Clarification on which libraries are usable in the standard library

Hello all,

Given that MAX and Mojo are moving closer together, I think the stdlib needs some clarification on what we are allowed to use. We currently have the following libraries shipped with the MAX SDK:

algorithm.mojopkg
autotune.mojopkg
benchmark.mojopkg
buffer.mojopkg
compile.mojopkg
compiler_internal.mojopkg
compiler.mojopkg
complex.mojopkg
gpu.mojopkg
kv_cache.mojopkg
layout.mojopkg
max.mojopkg
_mlir.mojopkg
register.mojopkg
runtime.mojopkg
stdlib.mojopkg
subprocess.mojopkg
tensor_internal.mojopkg
tensor.mojopkg

Of these, I think that _mlir, and anything with _internal is probably out, but others are probably still useful. Algorithm has vectorize, which can be useful in the stdlib, as well as reduce. buffer is useful for a lot of BLAS-like operations if we want something numpy-shaped to help people port python code. benchmark is used quite a bit in tests. gpu will probably want to at least be used for semaphores and memory barriers. autotune, once that is in a better state, will be useful for handling different platforms with different balances of operation costs to try to make code more portable. complex could very easily have a home in the math module and we probably want the math module to support it to some degree. subprocess also probably belongs in the stdlib, but I understand that threading in Mojo is currently a field of landmines so it may be better to keep it separate for now.

Tagging @joe for stdlib policy and @timdavis since I think this touches licensing.

I’m mostly looking for a list of what is allowed which I’ll put into the contributor docs.

1 Like

Thanks for asking the question! Looking at the left nav bar from the Mojo API docs should help clarify this a bit.

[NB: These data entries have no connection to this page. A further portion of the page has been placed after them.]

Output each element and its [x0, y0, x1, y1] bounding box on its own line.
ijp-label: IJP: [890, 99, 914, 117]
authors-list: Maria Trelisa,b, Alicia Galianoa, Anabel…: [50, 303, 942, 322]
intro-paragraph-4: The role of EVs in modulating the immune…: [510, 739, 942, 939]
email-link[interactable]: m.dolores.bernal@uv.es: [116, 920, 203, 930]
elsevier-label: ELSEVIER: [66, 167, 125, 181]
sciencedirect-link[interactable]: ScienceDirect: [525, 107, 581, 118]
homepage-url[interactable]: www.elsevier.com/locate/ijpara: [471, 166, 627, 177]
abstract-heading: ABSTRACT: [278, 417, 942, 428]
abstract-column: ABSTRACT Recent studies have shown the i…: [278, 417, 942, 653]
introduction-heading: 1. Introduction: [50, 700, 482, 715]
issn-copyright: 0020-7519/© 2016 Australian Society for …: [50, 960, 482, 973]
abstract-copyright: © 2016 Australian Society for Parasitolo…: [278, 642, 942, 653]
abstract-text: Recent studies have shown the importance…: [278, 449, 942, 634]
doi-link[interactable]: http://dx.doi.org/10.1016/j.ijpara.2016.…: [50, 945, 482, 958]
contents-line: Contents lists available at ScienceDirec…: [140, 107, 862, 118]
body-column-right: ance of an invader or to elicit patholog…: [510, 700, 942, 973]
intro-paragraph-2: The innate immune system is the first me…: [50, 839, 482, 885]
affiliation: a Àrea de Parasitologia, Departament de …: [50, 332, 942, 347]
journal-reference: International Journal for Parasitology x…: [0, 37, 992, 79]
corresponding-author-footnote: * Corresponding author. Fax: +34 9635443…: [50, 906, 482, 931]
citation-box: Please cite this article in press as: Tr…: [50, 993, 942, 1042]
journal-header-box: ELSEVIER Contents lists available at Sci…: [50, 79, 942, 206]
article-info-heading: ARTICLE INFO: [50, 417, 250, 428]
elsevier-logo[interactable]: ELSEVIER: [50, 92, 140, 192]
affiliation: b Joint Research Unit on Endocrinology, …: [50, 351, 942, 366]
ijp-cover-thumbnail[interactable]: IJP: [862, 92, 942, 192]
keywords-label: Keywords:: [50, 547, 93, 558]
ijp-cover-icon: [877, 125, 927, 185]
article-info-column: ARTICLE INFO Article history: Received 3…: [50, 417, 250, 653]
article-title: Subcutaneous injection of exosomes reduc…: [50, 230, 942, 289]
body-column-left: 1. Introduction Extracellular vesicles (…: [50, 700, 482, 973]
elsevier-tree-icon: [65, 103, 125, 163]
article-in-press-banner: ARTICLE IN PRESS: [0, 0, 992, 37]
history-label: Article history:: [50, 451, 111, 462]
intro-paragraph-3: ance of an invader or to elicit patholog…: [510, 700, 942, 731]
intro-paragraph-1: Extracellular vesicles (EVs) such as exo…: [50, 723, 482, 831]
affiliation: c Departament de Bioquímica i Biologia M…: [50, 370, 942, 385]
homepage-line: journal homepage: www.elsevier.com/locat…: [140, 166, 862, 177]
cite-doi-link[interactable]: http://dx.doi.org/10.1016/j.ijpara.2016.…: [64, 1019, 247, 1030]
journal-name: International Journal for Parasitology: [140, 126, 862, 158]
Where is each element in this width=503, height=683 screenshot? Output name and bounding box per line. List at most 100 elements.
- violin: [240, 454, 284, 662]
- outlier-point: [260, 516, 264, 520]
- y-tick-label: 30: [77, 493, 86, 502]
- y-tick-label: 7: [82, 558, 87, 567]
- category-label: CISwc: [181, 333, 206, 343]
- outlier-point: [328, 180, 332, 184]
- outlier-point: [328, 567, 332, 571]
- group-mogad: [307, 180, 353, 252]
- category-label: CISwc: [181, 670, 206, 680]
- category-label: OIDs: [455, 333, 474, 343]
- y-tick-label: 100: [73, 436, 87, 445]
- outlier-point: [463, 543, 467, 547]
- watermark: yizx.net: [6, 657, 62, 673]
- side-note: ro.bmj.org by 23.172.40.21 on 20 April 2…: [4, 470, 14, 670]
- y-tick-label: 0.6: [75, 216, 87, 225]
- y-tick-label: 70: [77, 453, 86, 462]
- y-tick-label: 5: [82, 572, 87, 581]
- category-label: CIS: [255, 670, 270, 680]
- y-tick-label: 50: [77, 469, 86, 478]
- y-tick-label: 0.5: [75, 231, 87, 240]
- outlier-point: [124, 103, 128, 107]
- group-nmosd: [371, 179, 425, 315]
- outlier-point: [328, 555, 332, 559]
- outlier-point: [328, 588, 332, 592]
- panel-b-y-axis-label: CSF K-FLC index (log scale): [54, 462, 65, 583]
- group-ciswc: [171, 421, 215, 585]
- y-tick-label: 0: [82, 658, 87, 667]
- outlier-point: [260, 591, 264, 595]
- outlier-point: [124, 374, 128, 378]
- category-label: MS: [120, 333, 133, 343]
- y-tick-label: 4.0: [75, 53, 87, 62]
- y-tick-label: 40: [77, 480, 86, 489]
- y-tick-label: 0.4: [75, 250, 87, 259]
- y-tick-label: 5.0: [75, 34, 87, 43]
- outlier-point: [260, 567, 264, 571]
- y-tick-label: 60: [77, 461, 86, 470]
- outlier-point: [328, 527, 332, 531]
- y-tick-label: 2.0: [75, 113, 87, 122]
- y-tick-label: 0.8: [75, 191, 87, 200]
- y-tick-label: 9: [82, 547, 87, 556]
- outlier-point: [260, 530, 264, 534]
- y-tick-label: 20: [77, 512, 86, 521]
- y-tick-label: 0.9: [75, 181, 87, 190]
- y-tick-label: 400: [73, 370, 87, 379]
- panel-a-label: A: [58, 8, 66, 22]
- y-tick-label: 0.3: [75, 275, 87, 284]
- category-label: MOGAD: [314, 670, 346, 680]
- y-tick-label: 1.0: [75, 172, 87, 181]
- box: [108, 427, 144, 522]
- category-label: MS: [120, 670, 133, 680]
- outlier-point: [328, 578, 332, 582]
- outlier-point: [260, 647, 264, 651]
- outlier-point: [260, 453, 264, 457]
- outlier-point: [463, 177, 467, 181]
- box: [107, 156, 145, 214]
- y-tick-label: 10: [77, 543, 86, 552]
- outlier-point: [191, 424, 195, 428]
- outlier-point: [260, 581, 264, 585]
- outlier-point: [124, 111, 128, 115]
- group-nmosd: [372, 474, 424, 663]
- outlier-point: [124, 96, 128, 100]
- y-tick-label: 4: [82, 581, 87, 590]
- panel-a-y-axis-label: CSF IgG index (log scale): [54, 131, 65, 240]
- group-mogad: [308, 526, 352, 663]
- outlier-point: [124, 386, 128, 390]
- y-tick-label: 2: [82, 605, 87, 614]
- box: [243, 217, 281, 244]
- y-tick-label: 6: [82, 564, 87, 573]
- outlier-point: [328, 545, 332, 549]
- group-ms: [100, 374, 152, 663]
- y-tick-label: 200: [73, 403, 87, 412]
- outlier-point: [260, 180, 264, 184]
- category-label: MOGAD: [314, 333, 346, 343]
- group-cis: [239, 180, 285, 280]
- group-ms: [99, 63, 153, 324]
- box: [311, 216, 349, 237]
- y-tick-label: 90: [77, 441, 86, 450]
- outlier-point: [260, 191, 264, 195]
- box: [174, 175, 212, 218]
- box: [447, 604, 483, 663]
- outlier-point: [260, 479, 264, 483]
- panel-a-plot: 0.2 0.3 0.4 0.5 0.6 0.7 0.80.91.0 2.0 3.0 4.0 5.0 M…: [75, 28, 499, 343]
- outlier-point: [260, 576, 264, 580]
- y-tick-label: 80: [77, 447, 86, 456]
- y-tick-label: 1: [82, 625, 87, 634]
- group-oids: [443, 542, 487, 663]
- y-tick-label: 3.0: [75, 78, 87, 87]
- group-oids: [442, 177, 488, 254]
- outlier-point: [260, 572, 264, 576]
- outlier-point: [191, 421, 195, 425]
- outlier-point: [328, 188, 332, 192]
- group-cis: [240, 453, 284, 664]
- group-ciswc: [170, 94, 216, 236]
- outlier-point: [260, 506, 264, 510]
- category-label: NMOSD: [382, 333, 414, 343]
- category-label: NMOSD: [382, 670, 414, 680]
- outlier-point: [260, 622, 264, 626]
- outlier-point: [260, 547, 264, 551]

From a quick look at your list though:

algorithm.mojopkg
autotune.mojopkg
benchmark.mojopkg
buffer.mojopkg
compile.mojopkg
compiler_internal.mojopkg
compiler.mojopkg
complex.mojopkg
gpu.mojopkg
kv_cache.mojopkg # not stdlib
layout.mojopkg
max.mojopkg # not stdlib, just the main max package itself
_mlir.mojopkg
register.mojopkg # not part of stdlib, this is used for registering kernels in graph compiler
runtime.mojopkg
stdlib.mojopkg
subprocess.mojopkg # very minimal, but part of stdlib
tensor_internal.mojopkg # will get removed soon/consolidated back into tensor
tensor.mojopkg # not part of stdlib

Anything not annotated as “not stdlib” is part of the (current) closed source modules. The stdlib.mojopkg is a special collection of other (open) source packages which is what allows cycles and other things across packages to work transparently. The rest of these closed source packages have a 1:1 correspondence to their source and their on-disk representation (a mojopkg). Note that more of these closed source packages will become open source soon (stay tuned for news on this later this month!) at which point they will be part of the stdlib.mojopkg on disk.

2 Likes

Thanks for the clarification! I wasn’t expecting _mlir and runtime to be allowed.